Un gesto concreto, dal fortissimo valore simbolico, quello che ha accompagnato il 9 gennaio decine di studenti della provincia, durante la posa di quelle piccole opere d’arte urbane create dall’artista tedesco Gunter Demnig, parte di un museo diffuso sparso in mezza Europa per ricordare le vittime del nazismo nell’ultimo luogo in cui hanno vissuto libere. Ce ne sono quasi 50mila nel vecchio continente. Tutte uguali, di cemento e ottone. E lui, il creativo dal grande cappello, le ha forgiate una ad una negli ultimi vent’anni e ne cura personalmente la posa. C’era anche ieri. «È importante per i ragazzi, perché abbiano coscienza, perché non accada di nuovo», sussurrava durante l’iniziativa. E a Reggio, grazie a Istoreco, ora è realtà: quelle pietre si trovano di fronte alle abitazioni dei dieci ebrei catturati fra il 1943 e il 1944 e deportati a Auschwitz/Birkenau, dove trovarono la morte.

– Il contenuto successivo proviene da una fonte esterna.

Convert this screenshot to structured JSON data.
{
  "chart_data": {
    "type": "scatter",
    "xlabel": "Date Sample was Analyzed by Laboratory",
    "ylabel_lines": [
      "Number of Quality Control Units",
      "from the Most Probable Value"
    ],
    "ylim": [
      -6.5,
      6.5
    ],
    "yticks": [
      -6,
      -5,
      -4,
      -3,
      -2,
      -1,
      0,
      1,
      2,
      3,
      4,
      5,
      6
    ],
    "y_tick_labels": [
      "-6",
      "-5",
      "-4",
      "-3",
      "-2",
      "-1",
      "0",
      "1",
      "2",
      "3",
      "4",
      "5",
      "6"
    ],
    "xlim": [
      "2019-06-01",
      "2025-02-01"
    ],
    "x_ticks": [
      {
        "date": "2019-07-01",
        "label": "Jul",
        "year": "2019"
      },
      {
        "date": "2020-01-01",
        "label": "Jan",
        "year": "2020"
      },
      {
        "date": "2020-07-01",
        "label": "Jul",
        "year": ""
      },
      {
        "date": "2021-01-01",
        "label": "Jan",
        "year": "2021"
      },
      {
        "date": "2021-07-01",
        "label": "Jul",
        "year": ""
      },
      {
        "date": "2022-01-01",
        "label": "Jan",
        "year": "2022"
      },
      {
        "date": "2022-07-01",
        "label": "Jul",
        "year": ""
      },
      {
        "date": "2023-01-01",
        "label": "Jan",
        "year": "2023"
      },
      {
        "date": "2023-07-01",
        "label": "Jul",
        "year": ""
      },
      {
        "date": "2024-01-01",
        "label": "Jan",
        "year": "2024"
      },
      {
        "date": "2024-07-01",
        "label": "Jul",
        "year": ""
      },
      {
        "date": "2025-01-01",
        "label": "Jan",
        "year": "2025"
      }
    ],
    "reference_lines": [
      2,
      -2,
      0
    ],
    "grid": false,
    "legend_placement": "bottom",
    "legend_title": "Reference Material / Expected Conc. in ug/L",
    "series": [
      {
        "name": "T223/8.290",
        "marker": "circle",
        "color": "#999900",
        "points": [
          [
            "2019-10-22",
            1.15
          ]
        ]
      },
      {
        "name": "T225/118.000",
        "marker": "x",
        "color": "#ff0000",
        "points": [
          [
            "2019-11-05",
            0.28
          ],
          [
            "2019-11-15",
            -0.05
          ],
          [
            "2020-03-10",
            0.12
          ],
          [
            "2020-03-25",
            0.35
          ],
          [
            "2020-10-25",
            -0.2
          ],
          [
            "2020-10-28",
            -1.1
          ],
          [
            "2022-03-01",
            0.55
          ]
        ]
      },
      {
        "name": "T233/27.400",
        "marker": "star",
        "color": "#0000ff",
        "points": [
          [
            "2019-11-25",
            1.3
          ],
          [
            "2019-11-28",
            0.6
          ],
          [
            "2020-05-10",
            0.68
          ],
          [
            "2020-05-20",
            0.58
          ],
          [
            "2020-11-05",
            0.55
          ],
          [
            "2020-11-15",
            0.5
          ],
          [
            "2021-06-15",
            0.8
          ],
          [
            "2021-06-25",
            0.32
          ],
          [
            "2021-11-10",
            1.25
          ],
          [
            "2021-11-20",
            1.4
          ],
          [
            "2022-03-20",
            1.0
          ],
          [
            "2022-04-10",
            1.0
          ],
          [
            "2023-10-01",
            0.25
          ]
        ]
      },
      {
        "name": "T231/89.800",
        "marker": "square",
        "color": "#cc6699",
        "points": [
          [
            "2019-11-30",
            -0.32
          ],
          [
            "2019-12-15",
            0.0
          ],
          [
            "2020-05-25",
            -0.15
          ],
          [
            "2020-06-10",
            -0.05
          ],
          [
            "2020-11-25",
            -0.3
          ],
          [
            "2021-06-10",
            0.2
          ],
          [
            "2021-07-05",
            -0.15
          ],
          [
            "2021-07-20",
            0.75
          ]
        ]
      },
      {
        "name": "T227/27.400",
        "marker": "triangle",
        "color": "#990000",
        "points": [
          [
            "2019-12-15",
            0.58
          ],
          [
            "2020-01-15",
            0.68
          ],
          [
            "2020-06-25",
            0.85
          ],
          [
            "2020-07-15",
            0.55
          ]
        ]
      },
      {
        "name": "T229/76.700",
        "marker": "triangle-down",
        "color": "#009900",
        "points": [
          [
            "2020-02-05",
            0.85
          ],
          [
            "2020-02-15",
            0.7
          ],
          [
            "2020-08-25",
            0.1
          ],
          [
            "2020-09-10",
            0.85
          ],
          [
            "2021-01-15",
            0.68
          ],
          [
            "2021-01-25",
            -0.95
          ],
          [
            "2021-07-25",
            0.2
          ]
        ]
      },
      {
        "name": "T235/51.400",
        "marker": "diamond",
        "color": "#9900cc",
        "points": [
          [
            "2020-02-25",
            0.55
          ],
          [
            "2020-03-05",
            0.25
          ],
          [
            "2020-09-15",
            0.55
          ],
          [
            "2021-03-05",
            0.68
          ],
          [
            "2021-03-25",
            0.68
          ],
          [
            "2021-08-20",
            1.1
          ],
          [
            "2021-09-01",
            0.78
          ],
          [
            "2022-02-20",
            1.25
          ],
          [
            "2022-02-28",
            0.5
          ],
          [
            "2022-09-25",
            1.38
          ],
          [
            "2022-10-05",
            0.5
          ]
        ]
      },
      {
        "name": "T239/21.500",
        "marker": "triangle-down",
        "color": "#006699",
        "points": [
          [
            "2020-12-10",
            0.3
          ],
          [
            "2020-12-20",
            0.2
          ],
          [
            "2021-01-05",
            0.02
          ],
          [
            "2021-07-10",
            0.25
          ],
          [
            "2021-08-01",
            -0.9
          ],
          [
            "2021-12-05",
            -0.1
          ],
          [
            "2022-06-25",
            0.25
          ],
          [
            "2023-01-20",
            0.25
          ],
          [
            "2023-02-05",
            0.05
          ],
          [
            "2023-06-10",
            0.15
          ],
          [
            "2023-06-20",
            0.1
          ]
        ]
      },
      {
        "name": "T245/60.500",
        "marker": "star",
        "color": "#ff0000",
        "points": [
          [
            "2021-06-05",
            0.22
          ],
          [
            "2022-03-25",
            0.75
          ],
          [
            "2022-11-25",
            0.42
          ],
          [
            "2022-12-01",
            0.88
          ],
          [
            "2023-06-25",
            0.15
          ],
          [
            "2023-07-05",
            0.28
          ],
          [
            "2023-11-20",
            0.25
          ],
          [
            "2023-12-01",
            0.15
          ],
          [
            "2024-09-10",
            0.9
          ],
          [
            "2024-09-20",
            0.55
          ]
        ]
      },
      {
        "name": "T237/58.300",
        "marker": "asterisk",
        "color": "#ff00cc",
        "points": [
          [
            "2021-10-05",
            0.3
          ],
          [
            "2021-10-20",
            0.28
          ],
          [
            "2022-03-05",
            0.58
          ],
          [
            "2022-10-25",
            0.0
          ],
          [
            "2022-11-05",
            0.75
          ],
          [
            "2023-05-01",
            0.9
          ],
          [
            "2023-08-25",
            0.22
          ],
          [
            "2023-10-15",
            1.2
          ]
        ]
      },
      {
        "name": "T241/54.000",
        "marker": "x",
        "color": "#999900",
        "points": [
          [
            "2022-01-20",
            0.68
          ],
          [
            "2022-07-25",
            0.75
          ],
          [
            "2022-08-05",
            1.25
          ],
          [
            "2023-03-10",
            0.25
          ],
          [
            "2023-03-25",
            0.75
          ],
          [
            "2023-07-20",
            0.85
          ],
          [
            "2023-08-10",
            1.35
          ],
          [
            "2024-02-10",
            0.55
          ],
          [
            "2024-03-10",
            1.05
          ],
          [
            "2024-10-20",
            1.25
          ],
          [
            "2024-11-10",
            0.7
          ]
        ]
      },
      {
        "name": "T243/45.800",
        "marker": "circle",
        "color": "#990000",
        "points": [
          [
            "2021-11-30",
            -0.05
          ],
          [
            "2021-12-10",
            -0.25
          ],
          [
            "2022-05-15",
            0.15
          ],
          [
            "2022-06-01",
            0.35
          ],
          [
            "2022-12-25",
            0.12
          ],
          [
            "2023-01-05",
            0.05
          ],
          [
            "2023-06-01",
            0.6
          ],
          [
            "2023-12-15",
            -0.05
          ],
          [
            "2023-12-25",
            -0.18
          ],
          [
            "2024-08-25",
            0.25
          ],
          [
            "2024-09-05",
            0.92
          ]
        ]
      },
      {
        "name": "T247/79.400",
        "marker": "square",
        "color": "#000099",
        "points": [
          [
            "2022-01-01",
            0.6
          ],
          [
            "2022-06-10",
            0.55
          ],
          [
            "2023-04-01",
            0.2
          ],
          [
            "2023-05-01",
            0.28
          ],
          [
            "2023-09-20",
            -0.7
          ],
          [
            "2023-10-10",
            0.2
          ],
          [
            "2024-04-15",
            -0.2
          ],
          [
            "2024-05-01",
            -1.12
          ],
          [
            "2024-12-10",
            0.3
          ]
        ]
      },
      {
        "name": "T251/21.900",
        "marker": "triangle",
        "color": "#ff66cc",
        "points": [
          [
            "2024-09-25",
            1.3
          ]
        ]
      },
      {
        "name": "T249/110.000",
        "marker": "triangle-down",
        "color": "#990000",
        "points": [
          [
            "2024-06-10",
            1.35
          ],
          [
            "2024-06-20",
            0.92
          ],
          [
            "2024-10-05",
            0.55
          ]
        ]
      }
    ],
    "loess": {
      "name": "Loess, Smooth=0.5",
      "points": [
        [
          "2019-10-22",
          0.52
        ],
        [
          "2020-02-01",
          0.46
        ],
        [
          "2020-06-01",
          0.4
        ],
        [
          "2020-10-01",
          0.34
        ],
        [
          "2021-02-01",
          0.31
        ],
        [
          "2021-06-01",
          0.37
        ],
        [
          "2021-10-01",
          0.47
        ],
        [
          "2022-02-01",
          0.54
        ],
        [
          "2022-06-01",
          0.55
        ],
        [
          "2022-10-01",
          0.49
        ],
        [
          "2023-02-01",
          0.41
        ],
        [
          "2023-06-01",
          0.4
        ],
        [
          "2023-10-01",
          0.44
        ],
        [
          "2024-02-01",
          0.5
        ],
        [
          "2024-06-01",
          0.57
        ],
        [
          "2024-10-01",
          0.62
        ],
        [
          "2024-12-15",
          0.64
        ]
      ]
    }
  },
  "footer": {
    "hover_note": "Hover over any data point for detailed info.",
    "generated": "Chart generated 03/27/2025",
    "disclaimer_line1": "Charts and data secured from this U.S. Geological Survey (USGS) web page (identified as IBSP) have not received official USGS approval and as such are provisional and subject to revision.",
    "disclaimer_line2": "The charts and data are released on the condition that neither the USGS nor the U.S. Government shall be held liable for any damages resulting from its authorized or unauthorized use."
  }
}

Beatrice Ravà e le figlie Iole e Ilma Rietti

Ada, Olga e Bice Corinaldi, Benedetto Melli, Lina Jacchia, Oreste Sinigalia, Beatrice Ravà, Iole e Ilma Rietti e Lucia Finzi. Nomi che risuonavano nelle voci dei ragazzi che hanno ripercorso i loro ultimi passi, per poi specchiarsi negli occhi lucidi del rabbino capo della comunità ebraica di Modena e Reggio, Beniamino Goldstein. «Il futuro non si cancella, è questo il motto dei nostri viaggi della Memoria, ripeteva convinto Matthias Durchfeld di Istoreco. «L’installazione oggi a Reggio delle pietre d’inciampo giunge in un momento drammatico per l’Europa tutta e dunque anche per la nostra città, giorni che ci riportano indietro di decenni e che quindi rendono ancor più attuale questo lavoro – ha concluso il sindaco –. Gli eventi di cronaca di queste ore rendono altresì concreta e tutt’altro che retorica la considerazione a proposito del fatto che certe conquiste non sono mai acquisite una volta per tutte, ma devono essere rinverdite e riempite di significato giorno dopo giorno, nel nostro quotidiano».

Un applauso. E quei garofani bianchi che i ragazzi stringevano fra le dita, uno a uno, sono stati poggiati di fianco a quelle pietre. Un omaggio, sottolineano i ragazzi, «un piccolo atto di giustizia e un monito per il domani». Non dovrà mai più accadere.